Twee jaar na het invoeren van de GDPR-wetgeving toont de Belgische Gegevensbeschermingsautoriteit (GBA) steeds meer haar tanden. Dat blijkt uit een aantal beslissingen. Met mijn persoonlijke favoriet: het mainframe van ING.
In de reeks van privacy- en GDPR-beslissingen die de GBA de voorbije maanden nam, vind ik die over het mainframe van de financiële groep ING het meest opvallend. Ook al dook die nog niet uitvoerig op in de pers.
E moet é zijn
Het verhaal gaat als volgt. Een klant van ING eiste dat zijn naam correct in de computersystemen moet worden bewaard. Dus mét het accent in de naam: é in plaats van e. Eén letter verschil met onnoemelijke gevolgen.
Op het eerste zicht een logische en (volgens de GDPR) legitieme vraag. Maar dat was buiten de legacy van ING gerekend. Want ING haar mainframe ondersteunde enkel EBCDI (extended binary-coded decimal interchange code), waarin de é niet voorkwam. Waardoor een juiste schrijfwijze onmogelijk of toch op zijn minst niet evident was.
Mainframe van 25 jaar oud
Het mainframe, die overigens zou dateren uit 1995, onmiddellijk wijzigen, was volgens ING te duur en te ingrijpend. Want ING zou binnenkort toch overschakelen naar aan andere systeem die wel accenten ondersteunt.
Maar de GBA was het hier niet mee eens en vond het fundamenteel recht op verbetering aangetast. De zaak ging in beroep, naar het zogenaamde Marktenhof. Die de uitspraak bevestigde. Noch een computerprogramma, noch te grote kosten, kunnen redenen zijn om GDPR-rechten van klanten te schenden, zo was de redenering.
En daar is het Hof Van Cassatie
So far, so good? Hoe zou het intussen zijn met ING’s mainframe? Als we ING de vraag stellen, krijgen we eerst het vertrouwde antwoord. ‘ING heeft zich destijds tegen het verzoek van de klant verzet. We vonden dat de inspanningen en investeringen die hiervoor vereist waren niet in verhouding staan tot de vraag’, aldus Peter Dercon, woordvoerder van ING.
‘De implementatie van een oplossing heeft immers gevolgen voor tientallen toepassingen die hiermee samenhangen, wat dit tot een bijzonder complexe vraag maakt en veel tijd vereist’, benadrukt Dercon. Maar dat de Gegevensbeschermingsautoriteit ING daarin dus niet is gevolgd, dat geeft ING ook toe.
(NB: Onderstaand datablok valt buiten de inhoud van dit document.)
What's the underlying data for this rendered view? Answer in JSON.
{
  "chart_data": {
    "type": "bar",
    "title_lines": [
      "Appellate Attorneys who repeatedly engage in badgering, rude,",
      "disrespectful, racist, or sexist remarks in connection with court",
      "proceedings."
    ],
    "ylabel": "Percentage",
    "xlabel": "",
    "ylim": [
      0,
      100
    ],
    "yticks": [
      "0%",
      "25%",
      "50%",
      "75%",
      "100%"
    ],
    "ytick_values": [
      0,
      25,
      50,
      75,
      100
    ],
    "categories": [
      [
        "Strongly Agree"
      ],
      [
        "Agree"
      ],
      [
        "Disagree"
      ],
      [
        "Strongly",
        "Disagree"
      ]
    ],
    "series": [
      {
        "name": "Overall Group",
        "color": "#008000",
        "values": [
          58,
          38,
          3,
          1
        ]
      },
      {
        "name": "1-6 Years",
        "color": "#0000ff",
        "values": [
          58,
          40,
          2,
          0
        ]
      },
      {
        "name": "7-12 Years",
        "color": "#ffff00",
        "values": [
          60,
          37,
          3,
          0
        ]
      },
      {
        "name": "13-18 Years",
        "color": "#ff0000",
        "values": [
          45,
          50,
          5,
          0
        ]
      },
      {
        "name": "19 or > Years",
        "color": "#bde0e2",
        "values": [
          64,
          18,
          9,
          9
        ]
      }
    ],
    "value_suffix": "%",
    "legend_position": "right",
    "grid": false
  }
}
Is hiermee de kous af? Toch niet. ING heeft een regres ingediend bij het Hof van Cassatie, en verwacht nu haar arrest.
Iedereen kan zaak beginnen
Wat ik vooral onthoud van de ING-zaak? De impact van het individu. Want in de meeste gevallen gaat de GBA tot actie over na een klacht van één klant.
Cruciaal is dat het niet bij zo’n klacht van een klant blijft. Neen, heel uw GDPR-aanpak wordt onder de loep genomen en door de mangel gehaald.
En dan komen ze dus terecht bij uw computersysteem. Of uw mainframe van 25 jaar oud.